View Single Post
  #25  
Old 07-18-2009, 10:34 PM
Diligent's Avatar
Diligent Diligent is offline
Forum Administrator
 
Join Date: Jan 2008
Location: Oklahoma, USA.
Posts: 641
Default

1st Corinthians 13 is about charity. Everything in the entire chapter is.
1 Corinthians 13:3 And though I bestow all my goods to feed the poor, and though I give my body to be burned, and have not charity, it profiteth me nothing.

This verse doesn't say anything about death -- that can only be inferred by the reader.

Since Paul already talks about our bodies being living sacrifices it isn't a stretch to make that connection here.
Romans 12:1 I beseech you therefore, brethren, by the mercies of God, that ye present your bodies a living sacrifice, holy, acceptable unto God, which is your reasonable service.
We know that burning is a proper mode of sacrifice in the Old Testament. The words burn and sacrifice (including the various word forms of burn) appear together in 97 verses in the Bible.

Shadrach, Meshach, and Abednego "yielded their bodies" to be burned rather than forsake God.
Daniel 3:28 Then Nebuchadnezzar spake, and said, Blessed be the God of Shadrach, Meshach, and Abednego, who hath sent his angel, and delivered his servants that trusted in him, and have changed the king's word, and yielded their bodies, that they might not serve nor worship any god, except their own God.

It may be that Paul isn't talking about being a living sacrifice in the verse in question, but he doesn't say anything about giving his body to someone -- that is speculation. I can think of a few martyrs who gave their bodies to be burned.

Anyway, I don't see how this verse in 1st Corinthians could be used to support or condemn cremation.
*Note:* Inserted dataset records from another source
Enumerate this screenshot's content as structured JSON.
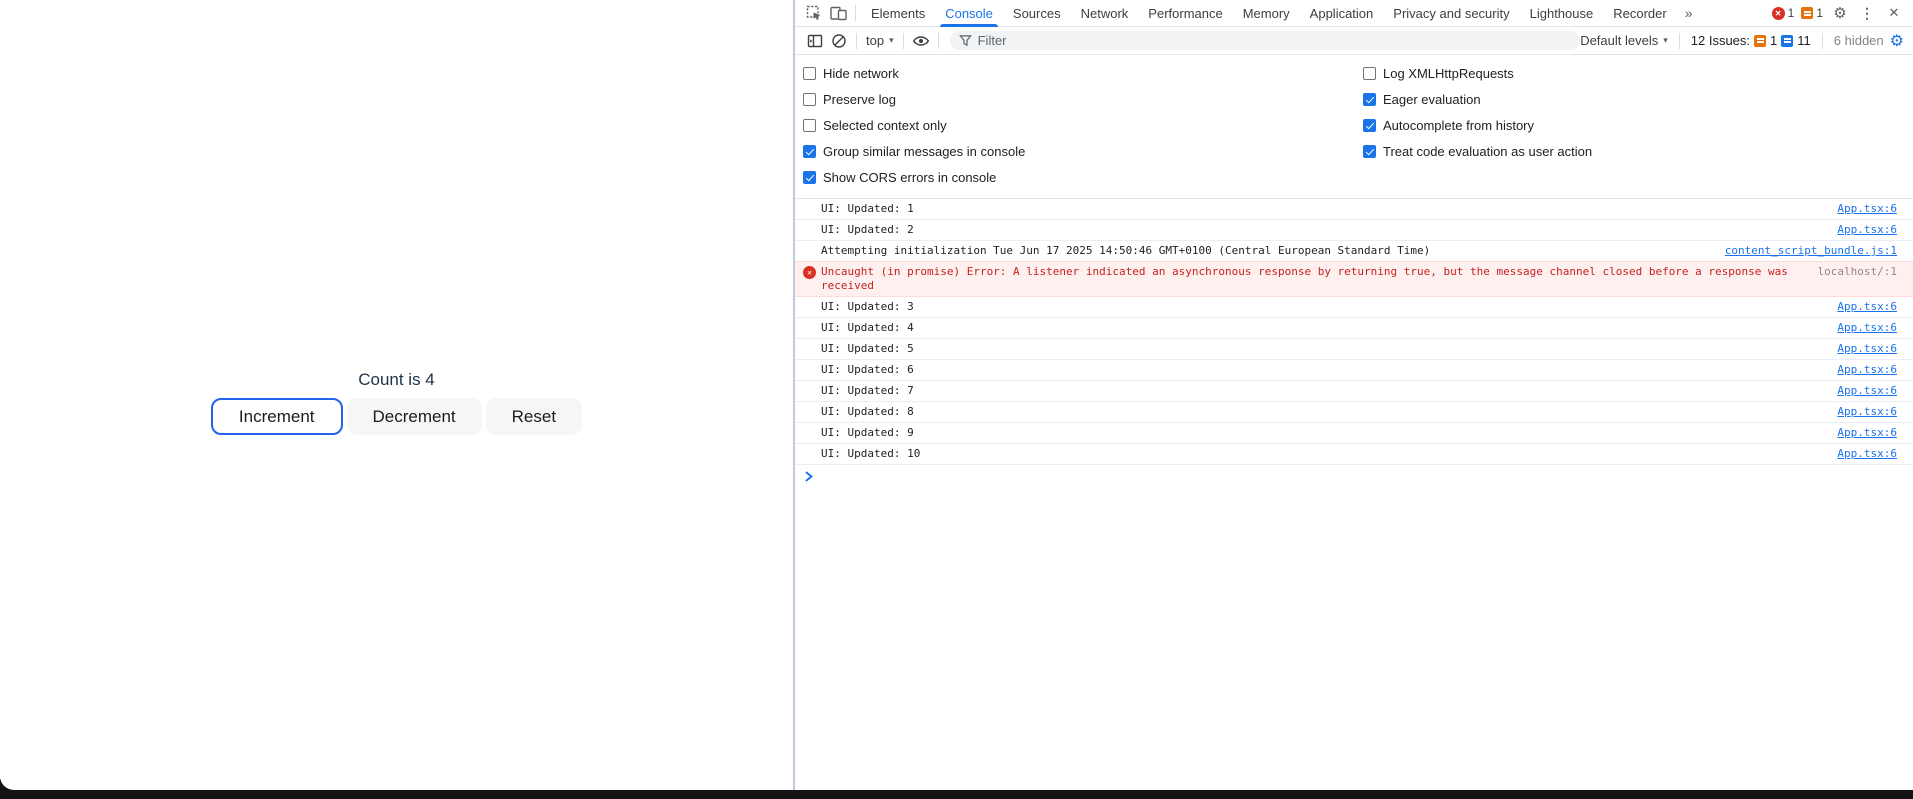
{
  "app": {
    "count_label": "Count is 4",
    "increment_label": "Increment",
    "decrement_label": "Decrement",
    "reset_label": "Reset"
  },
  "devtools": {
    "tabs": [
      "Elements",
      "Console",
      "Sources",
      "Network",
      "Performance",
      "Memory",
      "Application",
      "Privacy and security",
      "Lighthouse",
      "Recorder"
    ],
    "more_tabs_glyph": "»",
    "tabbar": {
      "error_count": "1",
      "issue_count": "1",
      "gear_glyph": "⚙",
      "dots_glyph": "⋮",
      "close_glyph": "✕"
    },
    "toolbar": {
      "context_selector": "top",
      "caret_glyph": "▾",
      "filter_placeholder": "Filter",
      "levels_label": "Default levels",
      "issues_label": "12 Issues:",
      "issues_warn_count": "1",
      "issues_info_count": "11",
      "hidden_label": "6 hidden",
      "settings_gear_glyph": "⚙"
    },
    "settings": {
      "left": [
        {
          "label": "Hide network",
          "checked": false
        },
        {
          "label": "Preserve log",
          "checked": false
        },
        {
          "label": "Selected context only",
          "checked": false
        },
        {
          "label": "Group similar messages in console",
          "checked": true
        },
        {
          "label": "Show CORS errors in console",
          "checked": true
        }
      ],
      "right": [
        {
          "label": "Log XMLHttpRequests",
          "checked": false
        },
        {
          "label": "Eager evaluation",
          "checked": true
        },
        {
          "label": "Autocomplete from history",
          "checked": true
        },
        {
          "label": "Treat code evaluation as user action",
          "checked": true
        }
      ]
    },
    "messages": [
      {
        "type": "log",
        "text": "UI: Updated: 1",
        "source": "App.tsx:6"
      },
      {
        "type": "log",
        "text": "UI: Updated: 2",
        "source": "App.tsx:6"
      },
      {
        "type": "log",
        "text": "Attempting initialization Tue Jun 17 2025 14:50:46 GMT+0100 (Central European Standard Time)",
        "source": "content_script_bundle.js:1"
      },
      {
        "type": "error",
        "text": "Uncaught (in promise) Error: A listener indicated an asynchronous response by returning true, but the message channel closed before a response was received",
        "source": "localhost/:1"
      },
      {
        "type": "log",
        "text": "UI: Updated: 3",
        "source": "App.tsx:6"
      },
      {
        "type": "log",
        "text": "UI: Updated: 4",
        "source": "App.tsx:6"
      },
      {
        "type": "log",
        "text": "UI: Updated: 5",
        "source": "App.tsx:6"
      },
      {
        "type": "log",
        "text": "UI: Updated: 6",
        "source": "App.tsx:6"
      },
      {
        "type": "log",
        "text": "UI: Updated: 7",
        "source": "App.tsx:6"
      },
      {
        "type": "log",
        "text": "UI: Updated: 8",
        "source": "App.tsx:6"
      },
      {
        "type": "log",
        "text": "UI: Updated: 9",
        "source": "App.tsx:6"
      },
      {
        "type": "log",
        "text": "UI: Updated: 10",
        "source": "App.tsx:6"
      }
    ]
  },
  "colors": {
    "accent_blue": "#1a73e8",
    "error_red": "#d93025",
    "error_bg": "#fff0f0",
    "issue_orange": "#e8710a",
    "focus_border_blue": "#2563eb"
  }
}
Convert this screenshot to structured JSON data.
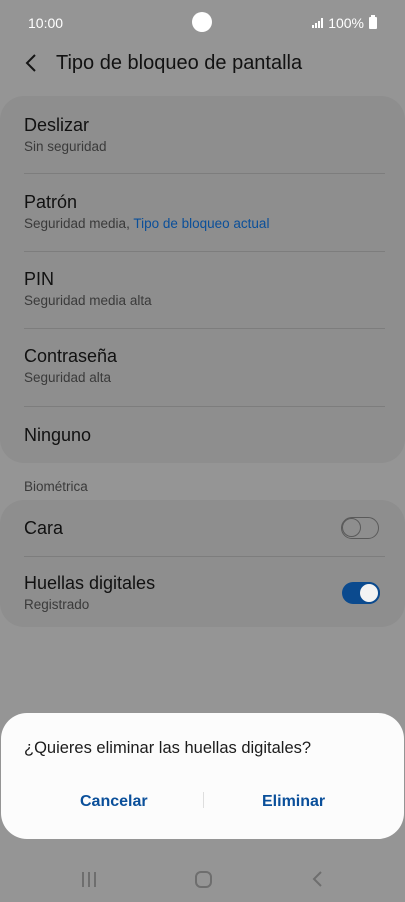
{
  "status_bar": {
    "time": "10:00",
    "battery": "100%"
  },
  "header": {
    "title": "Tipo de bloqueo de pantalla"
  },
  "lock_options": [
    {
      "title": "Deslizar",
      "subtitle": "Sin seguridad"
    },
    {
      "title": "Patrón",
      "subtitle": "Seguridad media,",
      "subtitle_link": "Tipo de bloqueo actual"
    },
    {
      "title": "PIN",
      "subtitle": "Seguridad media alta"
    },
    {
      "title": "Contraseña",
      "subtitle": "Seguridad alta"
    },
    {
      "title": "Ninguno"
    }
  ],
  "biometrics": {
    "section_label": "Biométrica",
    "items": [
      {
        "title": "Cara",
        "enabled": false
      },
      {
        "title": "Huellas digitales",
        "subtitle": "Registrado",
        "enabled": true
      }
    ]
  },
  "dialog": {
    "message": "¿Quieres eliminar las huellas digitales?",
    "cancel_label": "Cancelar",
    "confirm_label": "Eliminar"
  },
  "colors": {
    "accent": "#0a4f9a",
    "toggle_on": "#0b4a8e",
    "scrim_background": "#959595",
    "dialog_background": "#fcfcfc"
  },
  "icons": {
    "header_back": "chevron-left-icon",
    "nav_recents": "recents-icon",
    "nav_home": "home-icon",
    "nav_back": "back-icon"
  }
}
Here is an example of at least partial cremation in the Bible, which I seemed to have missed before:
1 Samuel 31:12-13 All the valiant men arose, and went all night, and took the body of Saul and the bodies of his sons from the wall of Bethshan, and came to Jabesh, and burnt them there. And they took their bones, and buried them under a tree at Jabesh, and fasted seven days.
They burned the bodies then buried the bones. Now everybody should be happy.